At least a half dozen Portsmouth readers called in and told us, including a city councilman. They can blame it, at least in part, on the federal budget impasse.
The National Oceanographic and Atmospheric Administration, which has been providing the newspaper with tidal information for a decade, was shut down before it sent out the 1996 tides data. That I learned from Randy Jessee, our resident technical expert.
In the last minute, Weather Central - the company that provides other Pilot weather data - put together a new tides table for us, computing the data from master stations like Sewell's Point.
But in the hurry, Portsmouth was left out. And Portsmouth does not like being left out.
That's understandable. But if it happens again, you can do some quick math using the Norfolk tides. The formula: High tides for Portsmouth are 11 minutes earlier than in Norfolk; low tides for Portsmouth are six minutes earlier.
HAPPY NEWT YEAR. Several readers weighed in on our New Year's coverage.
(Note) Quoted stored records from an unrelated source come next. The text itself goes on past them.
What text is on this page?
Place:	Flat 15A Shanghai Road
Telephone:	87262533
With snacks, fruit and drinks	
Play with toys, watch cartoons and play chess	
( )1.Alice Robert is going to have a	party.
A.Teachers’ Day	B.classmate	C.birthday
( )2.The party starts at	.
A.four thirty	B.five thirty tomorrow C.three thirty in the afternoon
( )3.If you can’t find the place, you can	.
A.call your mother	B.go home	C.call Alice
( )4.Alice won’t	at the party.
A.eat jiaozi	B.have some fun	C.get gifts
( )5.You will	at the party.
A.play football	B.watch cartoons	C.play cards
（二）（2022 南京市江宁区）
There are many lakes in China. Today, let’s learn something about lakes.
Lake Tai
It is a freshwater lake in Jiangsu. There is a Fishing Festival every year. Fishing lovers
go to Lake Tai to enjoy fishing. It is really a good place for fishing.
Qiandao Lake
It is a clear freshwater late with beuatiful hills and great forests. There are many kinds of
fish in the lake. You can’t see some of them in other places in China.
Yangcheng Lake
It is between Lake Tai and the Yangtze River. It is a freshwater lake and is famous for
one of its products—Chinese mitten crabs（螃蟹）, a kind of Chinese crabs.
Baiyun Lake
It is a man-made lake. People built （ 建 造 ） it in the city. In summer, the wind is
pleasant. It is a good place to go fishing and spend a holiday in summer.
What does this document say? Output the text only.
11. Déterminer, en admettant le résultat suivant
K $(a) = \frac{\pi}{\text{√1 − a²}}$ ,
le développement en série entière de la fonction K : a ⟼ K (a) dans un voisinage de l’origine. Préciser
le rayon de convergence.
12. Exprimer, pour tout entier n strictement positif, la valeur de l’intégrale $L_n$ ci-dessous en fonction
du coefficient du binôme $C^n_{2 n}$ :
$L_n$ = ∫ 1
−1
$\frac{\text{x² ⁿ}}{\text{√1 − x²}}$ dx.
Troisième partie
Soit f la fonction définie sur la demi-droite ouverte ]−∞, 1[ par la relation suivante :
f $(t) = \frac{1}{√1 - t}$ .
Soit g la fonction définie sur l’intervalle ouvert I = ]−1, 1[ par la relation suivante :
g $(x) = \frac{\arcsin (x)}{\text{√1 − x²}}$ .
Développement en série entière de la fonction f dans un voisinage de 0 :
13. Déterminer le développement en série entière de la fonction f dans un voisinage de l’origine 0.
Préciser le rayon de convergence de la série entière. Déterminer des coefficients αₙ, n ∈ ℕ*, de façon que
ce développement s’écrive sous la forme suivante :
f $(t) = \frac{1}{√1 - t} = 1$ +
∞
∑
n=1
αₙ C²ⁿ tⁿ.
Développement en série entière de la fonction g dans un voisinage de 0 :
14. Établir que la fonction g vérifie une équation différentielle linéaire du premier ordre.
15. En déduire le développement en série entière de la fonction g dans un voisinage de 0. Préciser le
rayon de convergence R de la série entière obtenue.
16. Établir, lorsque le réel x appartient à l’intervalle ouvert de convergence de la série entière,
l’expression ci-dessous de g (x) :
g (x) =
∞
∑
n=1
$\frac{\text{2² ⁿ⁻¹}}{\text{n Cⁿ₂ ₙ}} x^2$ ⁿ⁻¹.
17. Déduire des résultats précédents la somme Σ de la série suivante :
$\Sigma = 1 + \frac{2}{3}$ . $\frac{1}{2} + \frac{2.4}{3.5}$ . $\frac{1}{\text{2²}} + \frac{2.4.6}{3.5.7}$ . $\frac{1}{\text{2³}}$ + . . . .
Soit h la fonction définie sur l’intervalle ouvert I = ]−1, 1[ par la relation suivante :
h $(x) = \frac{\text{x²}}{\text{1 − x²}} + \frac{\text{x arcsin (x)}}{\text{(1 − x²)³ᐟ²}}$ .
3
One woman thought we should have had ``HAPPY NEW YEAR!!'' in big letters over the top of the paper. She didn't think the small greeting, near the newspaper's name (and with a glass of bubbly) did the job.
Another caller suggested that, instead of New Year's photos taken in Moscow and Paris, we focus on our own cities, like Norfolk and Newport News.
And three others, fed up with the ``liberal press,'' would have been happy had we just left out Monday's editorial cartoon. It showed baby ``Newt Year'' kicking Medicare - drawn as an old lady in a wheelchair - down the stairs.
I can see we're off to a lively start in 1996!